La Commission scolaire de la Beauce-Etchemin, en collaboration avec ses partenaires, plus particulièrement le Cégep Beauce-Appalaches, l'Université Laval, l'Université du Québec à Trois-Rivières, fonde son projet sur les considérations suivantes :
· la Commission scolaire de la Beauce-Etchemin, le Cégep Beauce-Appalaches et les universités présentes en Beauce par l'intermédiaire du Centre universitaire des Appalaches peuvent et doivent permettre à nos entreprises de répondre aux impératifs de la compétitivité domestique et extérieure;
· les entreprises industrielles et manufacturières de notre région, sont confrontées par des exigences de rattrapage majeur à faire en formation continue et ce, dans une concertation entre employeurs et leurs organisations syndicales;
· la conjoncture financière et économique du Québec en général et des établissements de formation incite au maillage des ressources des établissements des différents ordres d'enseignement;
· le tissu industriel et manufacturier du territoire desservi par notre commission, notre cégep et notre centre d'études universitaires mérite que chacune des entreprises le constituant relève le défi du virage technologique et de la mondialisation des marchés;
· les études d'employabilité locale, régionale et nationale faites par la Commission scolaire Beauce-Etchemin et dont les rapports sont en dépôt au ministère de l'Éducation du loisir et des sports indiquent que 70 % des emplois manufacturiers ou industriels du territoire requièrent une compétence actualisée dans l'un quelconque des domaines de formation du centre de mécanique industrielle;
· le centre spécialisé de formation constitue une réponse adéquate à un système de formation de main-d'oeuvre adaptée aux besoins des entreprises par les équipes d'enseignants et de conseillers qualifiés, par la modernisation des équipements accessibles, par la disponibilité de personnel qualifié pour assumer le rôle capital de "plaque tournante" d'information en matière de virage technologique et de commerce international.

 

SES OBJECTIFS

· Formation régulière à temps plein, perfectionnement de la main-d'oeuvre adaptée aux exigences de l'évolution technologique régionale, nationale et internationale.
· Support à l'organisation des entreprises industrielles ou commerciales constituant l'infrastructure économique de la région.
· Recherche et développement  et transfert technologique en support à la croissance des entreprises.

 

LE CIMIC : UNE PIÈCE DANS UN ENSEMBLE

1. Scolarisation et infrastructures : 1988
La Commission scolaire de la Beauce-Etchemin se donne, avec la participation du Petit Séminaire de Saint-Georges et le centre universitaire de l’époque (Université du Québec à Rimouski) un Comité régional de développement de l’éducation en Beauce-Appalaches qui va bouleverser la région.

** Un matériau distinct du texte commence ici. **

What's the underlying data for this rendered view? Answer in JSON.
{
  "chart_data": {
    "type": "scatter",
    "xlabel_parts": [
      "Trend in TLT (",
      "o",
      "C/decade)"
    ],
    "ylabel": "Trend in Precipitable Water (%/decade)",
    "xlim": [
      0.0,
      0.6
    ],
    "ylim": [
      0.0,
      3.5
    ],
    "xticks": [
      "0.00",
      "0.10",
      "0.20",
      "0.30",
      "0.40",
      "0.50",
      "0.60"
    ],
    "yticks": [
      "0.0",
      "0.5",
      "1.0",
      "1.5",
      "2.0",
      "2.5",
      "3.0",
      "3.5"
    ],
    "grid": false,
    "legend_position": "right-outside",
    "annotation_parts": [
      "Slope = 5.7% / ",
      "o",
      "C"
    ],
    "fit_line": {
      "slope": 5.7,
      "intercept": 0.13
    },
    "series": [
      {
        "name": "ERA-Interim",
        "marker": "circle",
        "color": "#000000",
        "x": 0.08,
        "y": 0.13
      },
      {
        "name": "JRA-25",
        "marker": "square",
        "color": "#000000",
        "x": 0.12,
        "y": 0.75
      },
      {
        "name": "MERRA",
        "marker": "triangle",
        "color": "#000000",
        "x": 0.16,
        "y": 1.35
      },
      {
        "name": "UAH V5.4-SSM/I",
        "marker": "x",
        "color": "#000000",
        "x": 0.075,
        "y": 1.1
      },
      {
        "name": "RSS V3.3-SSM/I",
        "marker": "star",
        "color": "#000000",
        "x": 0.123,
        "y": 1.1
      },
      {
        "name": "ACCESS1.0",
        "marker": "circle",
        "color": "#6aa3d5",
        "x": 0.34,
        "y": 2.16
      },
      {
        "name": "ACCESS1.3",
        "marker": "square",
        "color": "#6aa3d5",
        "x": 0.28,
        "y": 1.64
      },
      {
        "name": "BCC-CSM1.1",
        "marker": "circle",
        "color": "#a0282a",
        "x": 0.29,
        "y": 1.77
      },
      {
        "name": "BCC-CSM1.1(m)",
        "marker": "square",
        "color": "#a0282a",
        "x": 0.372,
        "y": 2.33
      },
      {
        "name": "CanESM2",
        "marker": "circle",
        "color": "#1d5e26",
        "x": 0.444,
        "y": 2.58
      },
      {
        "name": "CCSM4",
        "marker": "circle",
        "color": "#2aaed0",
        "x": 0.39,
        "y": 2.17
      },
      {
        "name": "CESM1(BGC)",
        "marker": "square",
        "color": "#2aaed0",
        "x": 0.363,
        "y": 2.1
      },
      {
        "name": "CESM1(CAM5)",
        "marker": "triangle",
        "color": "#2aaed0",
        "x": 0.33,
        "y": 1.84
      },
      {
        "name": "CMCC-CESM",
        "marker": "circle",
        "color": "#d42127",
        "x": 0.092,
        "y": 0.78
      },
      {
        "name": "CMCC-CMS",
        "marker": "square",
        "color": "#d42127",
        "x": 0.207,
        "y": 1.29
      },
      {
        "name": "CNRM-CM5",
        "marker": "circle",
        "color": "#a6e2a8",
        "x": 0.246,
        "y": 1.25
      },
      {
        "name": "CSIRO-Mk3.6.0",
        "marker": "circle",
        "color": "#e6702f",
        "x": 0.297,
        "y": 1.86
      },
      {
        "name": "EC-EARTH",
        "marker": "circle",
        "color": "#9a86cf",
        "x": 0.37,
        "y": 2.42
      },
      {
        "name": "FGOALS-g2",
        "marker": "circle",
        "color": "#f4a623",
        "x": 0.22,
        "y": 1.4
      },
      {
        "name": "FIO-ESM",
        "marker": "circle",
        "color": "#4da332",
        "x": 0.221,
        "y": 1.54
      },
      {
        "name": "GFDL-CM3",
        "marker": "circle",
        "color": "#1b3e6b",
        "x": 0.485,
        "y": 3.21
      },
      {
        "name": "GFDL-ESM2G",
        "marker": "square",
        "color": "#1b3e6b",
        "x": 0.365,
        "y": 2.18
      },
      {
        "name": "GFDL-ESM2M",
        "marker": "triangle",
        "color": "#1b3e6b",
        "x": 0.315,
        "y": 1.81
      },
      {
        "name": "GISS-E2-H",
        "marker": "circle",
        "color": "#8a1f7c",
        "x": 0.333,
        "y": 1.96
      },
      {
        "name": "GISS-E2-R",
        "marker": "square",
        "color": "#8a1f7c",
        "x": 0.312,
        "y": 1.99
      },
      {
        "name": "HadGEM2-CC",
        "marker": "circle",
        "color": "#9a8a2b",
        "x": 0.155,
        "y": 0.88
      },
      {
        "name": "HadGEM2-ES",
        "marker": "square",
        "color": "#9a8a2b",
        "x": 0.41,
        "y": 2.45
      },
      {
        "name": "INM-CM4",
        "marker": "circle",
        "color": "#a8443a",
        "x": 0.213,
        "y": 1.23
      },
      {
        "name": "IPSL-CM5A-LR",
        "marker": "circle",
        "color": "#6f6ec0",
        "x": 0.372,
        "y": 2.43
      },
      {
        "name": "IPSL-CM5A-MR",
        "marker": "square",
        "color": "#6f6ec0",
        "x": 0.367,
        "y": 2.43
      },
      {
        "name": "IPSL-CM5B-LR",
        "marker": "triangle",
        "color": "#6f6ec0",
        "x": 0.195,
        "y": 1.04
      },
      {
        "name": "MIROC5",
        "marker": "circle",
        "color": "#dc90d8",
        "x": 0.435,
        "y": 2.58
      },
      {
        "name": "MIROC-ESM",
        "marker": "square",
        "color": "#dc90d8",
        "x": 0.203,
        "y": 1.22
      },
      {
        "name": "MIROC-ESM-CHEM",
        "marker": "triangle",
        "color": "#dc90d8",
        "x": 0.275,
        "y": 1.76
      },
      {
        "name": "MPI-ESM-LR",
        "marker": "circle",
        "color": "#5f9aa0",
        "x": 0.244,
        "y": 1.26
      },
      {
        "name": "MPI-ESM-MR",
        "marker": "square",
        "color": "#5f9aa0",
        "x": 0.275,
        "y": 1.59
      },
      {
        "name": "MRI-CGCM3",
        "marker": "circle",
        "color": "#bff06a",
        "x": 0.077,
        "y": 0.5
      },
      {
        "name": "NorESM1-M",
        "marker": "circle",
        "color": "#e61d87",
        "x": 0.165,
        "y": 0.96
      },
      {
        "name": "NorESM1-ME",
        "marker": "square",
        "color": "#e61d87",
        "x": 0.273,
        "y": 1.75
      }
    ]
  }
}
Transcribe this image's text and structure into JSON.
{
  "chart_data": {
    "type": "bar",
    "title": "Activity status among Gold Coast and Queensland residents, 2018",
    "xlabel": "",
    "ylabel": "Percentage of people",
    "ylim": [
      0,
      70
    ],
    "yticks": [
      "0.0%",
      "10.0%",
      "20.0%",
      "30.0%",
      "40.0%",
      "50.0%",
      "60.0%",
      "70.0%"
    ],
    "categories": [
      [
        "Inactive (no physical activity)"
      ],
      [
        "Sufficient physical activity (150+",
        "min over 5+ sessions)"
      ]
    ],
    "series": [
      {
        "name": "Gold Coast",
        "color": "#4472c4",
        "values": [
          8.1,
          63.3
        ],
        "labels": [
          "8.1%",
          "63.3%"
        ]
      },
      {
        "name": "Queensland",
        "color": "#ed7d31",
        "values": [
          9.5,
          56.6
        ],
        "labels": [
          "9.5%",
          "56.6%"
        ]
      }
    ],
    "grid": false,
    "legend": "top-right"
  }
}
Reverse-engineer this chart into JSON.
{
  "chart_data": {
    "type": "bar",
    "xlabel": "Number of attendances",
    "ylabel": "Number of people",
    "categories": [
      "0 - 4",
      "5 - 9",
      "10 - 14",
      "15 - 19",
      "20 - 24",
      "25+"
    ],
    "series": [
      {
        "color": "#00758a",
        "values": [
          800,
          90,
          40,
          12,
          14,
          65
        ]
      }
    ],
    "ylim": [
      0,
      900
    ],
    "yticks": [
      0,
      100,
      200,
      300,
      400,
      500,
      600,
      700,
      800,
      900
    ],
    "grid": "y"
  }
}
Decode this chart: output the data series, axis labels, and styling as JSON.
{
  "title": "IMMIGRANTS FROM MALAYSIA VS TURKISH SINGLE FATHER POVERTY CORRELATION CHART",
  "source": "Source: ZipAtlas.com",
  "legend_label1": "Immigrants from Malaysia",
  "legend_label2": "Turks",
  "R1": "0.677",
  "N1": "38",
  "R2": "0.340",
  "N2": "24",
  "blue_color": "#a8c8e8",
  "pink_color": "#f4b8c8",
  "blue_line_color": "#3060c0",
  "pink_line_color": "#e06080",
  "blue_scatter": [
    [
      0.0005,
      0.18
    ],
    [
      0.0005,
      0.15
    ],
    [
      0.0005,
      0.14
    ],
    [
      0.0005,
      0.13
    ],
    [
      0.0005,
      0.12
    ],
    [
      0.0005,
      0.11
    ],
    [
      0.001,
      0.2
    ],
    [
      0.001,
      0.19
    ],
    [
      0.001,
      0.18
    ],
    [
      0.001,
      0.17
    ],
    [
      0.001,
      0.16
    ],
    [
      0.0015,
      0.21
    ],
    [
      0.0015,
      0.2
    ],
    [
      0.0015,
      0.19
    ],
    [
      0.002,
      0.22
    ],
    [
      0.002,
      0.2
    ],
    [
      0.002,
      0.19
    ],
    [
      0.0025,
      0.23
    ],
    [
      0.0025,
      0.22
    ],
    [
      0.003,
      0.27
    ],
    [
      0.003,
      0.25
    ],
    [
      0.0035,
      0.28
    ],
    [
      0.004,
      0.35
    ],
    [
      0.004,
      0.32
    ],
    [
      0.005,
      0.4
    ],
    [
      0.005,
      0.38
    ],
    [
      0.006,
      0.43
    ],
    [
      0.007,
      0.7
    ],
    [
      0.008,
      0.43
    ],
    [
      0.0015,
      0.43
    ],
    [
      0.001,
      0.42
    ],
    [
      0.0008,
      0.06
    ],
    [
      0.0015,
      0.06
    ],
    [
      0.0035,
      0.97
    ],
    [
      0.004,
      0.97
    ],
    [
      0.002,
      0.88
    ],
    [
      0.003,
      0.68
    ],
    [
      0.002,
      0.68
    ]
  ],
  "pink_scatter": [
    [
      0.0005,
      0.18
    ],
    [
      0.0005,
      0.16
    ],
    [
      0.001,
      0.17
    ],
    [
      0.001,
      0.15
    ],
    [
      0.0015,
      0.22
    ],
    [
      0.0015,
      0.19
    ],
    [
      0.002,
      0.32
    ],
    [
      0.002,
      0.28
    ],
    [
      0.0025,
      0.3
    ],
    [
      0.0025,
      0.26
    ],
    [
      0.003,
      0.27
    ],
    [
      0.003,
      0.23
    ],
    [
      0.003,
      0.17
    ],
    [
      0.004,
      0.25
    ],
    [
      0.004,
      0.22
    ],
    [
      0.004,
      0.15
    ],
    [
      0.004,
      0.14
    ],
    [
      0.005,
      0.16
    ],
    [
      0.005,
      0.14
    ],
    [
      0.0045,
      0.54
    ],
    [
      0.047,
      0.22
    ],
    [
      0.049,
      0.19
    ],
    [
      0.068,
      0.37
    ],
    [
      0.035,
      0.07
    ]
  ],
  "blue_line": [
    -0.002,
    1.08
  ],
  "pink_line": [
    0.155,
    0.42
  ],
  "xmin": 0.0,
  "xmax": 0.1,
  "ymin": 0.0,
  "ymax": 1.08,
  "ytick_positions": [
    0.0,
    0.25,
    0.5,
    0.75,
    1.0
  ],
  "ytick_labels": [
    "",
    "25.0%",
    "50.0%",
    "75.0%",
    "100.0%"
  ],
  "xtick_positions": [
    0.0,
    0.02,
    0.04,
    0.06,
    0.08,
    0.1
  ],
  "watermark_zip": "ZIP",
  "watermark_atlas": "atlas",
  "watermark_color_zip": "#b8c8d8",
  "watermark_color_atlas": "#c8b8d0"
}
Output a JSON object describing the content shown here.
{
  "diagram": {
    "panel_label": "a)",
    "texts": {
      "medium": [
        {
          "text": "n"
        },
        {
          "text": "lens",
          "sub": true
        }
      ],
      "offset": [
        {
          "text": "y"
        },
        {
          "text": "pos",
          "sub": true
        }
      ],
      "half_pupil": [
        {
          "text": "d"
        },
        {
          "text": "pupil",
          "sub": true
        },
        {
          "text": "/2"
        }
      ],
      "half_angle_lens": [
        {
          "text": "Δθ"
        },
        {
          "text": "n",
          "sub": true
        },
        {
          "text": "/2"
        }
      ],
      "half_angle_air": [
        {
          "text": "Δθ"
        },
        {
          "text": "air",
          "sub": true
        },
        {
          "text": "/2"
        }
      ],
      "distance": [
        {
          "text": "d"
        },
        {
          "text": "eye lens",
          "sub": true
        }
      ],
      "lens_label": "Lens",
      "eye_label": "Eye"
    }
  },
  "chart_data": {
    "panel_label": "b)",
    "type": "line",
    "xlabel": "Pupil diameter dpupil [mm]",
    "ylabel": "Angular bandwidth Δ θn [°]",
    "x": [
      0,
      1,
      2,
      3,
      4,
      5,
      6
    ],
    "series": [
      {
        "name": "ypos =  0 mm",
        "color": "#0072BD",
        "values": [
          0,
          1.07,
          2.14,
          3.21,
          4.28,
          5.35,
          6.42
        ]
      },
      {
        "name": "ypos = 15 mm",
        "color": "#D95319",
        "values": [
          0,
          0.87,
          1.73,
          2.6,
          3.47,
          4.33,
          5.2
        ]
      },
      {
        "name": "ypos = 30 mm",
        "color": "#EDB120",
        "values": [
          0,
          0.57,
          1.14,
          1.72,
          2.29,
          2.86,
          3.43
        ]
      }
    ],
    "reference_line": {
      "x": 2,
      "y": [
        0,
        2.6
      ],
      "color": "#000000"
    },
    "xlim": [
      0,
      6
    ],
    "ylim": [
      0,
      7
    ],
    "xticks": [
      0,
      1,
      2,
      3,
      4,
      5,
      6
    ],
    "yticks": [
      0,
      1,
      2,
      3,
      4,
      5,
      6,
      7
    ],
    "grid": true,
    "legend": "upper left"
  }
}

Première réalisation : une étude sociologique ( Étude Aubé-Cazalis-Morin) sur les besoins éducatifs en Beauce ; conclusion : la population résidente est un peu moins scolarisée par rapport aux moyennes québécoises, canadiennes ainsi qu'aux moyennes des pays développés ; les causes identifiées : carence d’infrastructures d’enseignement supérieur, attitude passive (négative) de la population vis-à-vis la qualification de base (5e secondaire ou diplomation professionnelle), pratiques d’embauche défavorisantes, retard du tissu de P.M.E. à prendre le virage technologique et vétusté de la carte d’options d’enseignement professionnel dispensées en région.
On établit des priorités, on se partage les tâches, on y associe la communauté pour une corvée régionale.

2. Un cégep public : 1990
En l’espace d’un peu plus d’un an, la section collégiale du Petit Séminaire de Saint-Georges devient collège public : achat 7,5 M$, rénovation 4,5 M$, clientèle de jeunes en 1989-1990 : 750, en 1992-1993 : 1250 ; deux techniques professionnelles : technologie du génie civil et techniques de production manufacturière.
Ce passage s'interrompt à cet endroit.